The same monetary problems driving gold higher for the past six years continue, including: (1) the dollar will continue to decline, threatening its 6-decade global monetary stranglehold as the world’s reserve currency, (2) inflation will worsen as the price of commodities as well as other goods and services rises, (3) the federal government budget deficit will grow, further debasing the dollar, and (4) global trade imbalances will continue to create huge pools of hot-money looking for a safe home, much of which will end up in gold.
Add to the above monetary problems a new worry – counter-party risk. This risk was highlighted by the bank-run at Northern Rock, and the depositor withdrawals presently underway in some institutional money-market funds in the US. Funds and more financial institutions will collapse in 2008, further highlighting this growing counter-party risk. Gold will benefit from this turmoil because it is the only money without counterparty risk – its value is not based on the promise of some financial institution. Gold is a tangible asset, not an IOU of some financial institution. This attribute of gold will become more widely recognized in 2008, significantly increasing worldwide demand for gold and causing its price to rise to my forecast high of $1,500, probably as the result of a collapse in the dollar or the collapse of some fund or major financial institution..
In summary, the global monetary system is under growing stress to correct the imprudent excesses of credit expansion over the past many years. In other words, we’ve had the boom, so the inevitable bust must now follow. And while some of the financial problems in 2007 make clear the bust is underway, the unfortunate news is that the bust has only begun. It will get much worse in 2008, making gold the premier asset of choice.
(2) Silver will clear $30 in 2008, as the ratio falls below 40. A $1200 gold price and 40-to-1 ratio puts the price of silver at $30. Silver is the best play for 2008, but silver is never a smooth ride. It comes with a lot of risk (and keep in mind how far off the mark I was about silver this year).

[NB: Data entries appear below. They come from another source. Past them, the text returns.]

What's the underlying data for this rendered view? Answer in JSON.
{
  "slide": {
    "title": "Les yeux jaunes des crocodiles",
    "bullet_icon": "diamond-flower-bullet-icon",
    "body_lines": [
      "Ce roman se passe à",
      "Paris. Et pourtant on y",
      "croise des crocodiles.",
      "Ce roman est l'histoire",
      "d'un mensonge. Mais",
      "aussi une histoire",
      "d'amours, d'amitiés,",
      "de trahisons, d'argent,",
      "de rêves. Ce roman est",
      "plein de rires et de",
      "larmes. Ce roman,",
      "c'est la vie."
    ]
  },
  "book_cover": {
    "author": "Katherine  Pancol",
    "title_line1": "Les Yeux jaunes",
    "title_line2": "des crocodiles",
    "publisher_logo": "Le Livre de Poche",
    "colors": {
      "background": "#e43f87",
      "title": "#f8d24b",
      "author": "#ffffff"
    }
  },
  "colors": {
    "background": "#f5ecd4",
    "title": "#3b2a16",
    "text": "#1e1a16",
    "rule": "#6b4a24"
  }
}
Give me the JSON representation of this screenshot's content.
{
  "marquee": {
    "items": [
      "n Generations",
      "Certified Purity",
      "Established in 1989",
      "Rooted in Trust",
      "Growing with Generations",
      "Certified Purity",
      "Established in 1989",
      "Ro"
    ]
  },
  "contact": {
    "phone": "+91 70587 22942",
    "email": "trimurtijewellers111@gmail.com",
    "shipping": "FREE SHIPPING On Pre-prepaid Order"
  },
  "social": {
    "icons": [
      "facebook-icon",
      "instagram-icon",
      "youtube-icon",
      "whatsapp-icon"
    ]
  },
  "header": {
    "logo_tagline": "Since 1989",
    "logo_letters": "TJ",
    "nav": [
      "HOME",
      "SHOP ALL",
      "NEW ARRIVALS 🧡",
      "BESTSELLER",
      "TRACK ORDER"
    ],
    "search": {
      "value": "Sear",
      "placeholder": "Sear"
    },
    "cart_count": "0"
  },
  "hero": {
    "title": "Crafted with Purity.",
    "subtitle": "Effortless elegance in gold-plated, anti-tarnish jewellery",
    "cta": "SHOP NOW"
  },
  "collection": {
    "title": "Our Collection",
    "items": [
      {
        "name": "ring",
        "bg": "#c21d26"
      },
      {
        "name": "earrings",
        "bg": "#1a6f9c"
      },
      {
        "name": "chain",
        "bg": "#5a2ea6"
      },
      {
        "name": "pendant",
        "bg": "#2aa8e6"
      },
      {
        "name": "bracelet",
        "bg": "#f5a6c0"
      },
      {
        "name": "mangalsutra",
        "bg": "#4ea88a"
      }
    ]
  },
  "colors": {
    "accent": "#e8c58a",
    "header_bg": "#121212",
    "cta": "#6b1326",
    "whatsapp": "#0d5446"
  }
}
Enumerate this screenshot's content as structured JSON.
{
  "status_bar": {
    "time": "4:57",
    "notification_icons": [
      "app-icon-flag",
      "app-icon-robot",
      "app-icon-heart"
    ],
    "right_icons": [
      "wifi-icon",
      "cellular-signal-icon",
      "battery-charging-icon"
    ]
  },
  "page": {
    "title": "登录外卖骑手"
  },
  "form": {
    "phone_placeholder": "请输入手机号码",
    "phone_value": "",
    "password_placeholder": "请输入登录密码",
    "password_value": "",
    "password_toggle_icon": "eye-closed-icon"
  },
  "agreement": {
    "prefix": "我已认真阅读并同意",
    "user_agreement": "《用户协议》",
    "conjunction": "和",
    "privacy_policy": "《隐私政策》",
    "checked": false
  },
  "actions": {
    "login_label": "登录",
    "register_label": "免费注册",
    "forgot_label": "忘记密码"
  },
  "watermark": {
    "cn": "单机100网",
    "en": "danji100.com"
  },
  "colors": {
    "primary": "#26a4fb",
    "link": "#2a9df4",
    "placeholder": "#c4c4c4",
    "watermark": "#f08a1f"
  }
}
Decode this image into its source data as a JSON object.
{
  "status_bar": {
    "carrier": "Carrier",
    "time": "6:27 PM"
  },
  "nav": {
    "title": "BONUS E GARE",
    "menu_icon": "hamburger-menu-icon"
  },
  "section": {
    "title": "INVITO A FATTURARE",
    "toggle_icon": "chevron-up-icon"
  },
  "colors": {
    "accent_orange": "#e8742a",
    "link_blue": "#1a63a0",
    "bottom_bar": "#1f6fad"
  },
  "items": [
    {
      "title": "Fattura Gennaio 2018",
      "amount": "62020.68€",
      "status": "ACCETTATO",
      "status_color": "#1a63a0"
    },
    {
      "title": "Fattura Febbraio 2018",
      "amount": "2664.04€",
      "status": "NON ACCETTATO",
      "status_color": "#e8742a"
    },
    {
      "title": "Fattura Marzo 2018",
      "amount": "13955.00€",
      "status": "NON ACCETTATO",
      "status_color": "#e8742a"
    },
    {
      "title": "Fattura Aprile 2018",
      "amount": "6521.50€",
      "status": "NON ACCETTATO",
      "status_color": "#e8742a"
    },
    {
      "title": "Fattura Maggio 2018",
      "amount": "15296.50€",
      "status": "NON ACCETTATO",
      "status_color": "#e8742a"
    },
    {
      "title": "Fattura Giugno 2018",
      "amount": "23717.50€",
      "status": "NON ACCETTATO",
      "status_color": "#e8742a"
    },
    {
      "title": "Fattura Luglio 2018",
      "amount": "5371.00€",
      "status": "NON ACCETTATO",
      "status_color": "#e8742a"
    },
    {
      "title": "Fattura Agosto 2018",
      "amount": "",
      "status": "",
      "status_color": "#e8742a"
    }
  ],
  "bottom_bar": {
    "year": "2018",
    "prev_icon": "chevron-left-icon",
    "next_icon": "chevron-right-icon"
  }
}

(3) The XAU Index will nearly double, closing over 300 at some point during the year.
I would like to conclude these forecasts with one more observation from last year’s forecast letter. In fact, it is such an important point, I mention it often.
“Gold is not an investment; it is money. Gold is not an investment because it is not a wealth producing franchise like a company. You can’t in essence purchase anymore crude oil with a gram of gold than you could seven years ago. Gold has not generated any ‘return’. What many people call the ‘rate of return’ of gold is in reality, the rate of depreciation of the US dollar.” This point is made clear by the following table.
Year-End Gold Price |
% Change | Year-End Crude Oil Price |
||
---|---|---|---|---|
(US$) | (gg) | |||
Dec-00 | $272.00 | $28.46 | 3.251 | |
Dec-01 | $278.70 | 2.5% | $19.33 | 2.160 |
Dec-02 | $347.60 | 24.7% | $29.42 | 2.637 |
Dec-03 | $415.70 | 19.6% | $32.15 | 2.397 |
Dec-04 | $437.50 | 5.2% | $43.33 | 3.076 |
Dec-05 | $517.10 | 18.2% | $59.43 | 3.606 |
Dec-06 | $635.20 | 22.8% | $61.05 | 2.989 |
YTD 07 | $793.30 | 24.9% | $91.55 | 3.589 |
Average | 16.8% | 3.386 |
While gold has risen 16.8% on average for the last seven years, so has crude oil. In fact, the price of many goods and services has risen even more than gold.
The above table indicates one other thing. Gold is in a major bull market, which means that the dollar is in a major bear market. The dollar is losing purchasing power day after day because of debasement and inflation. The dollar remains on the road to the fiat currency graveyard. Continue to avoid it.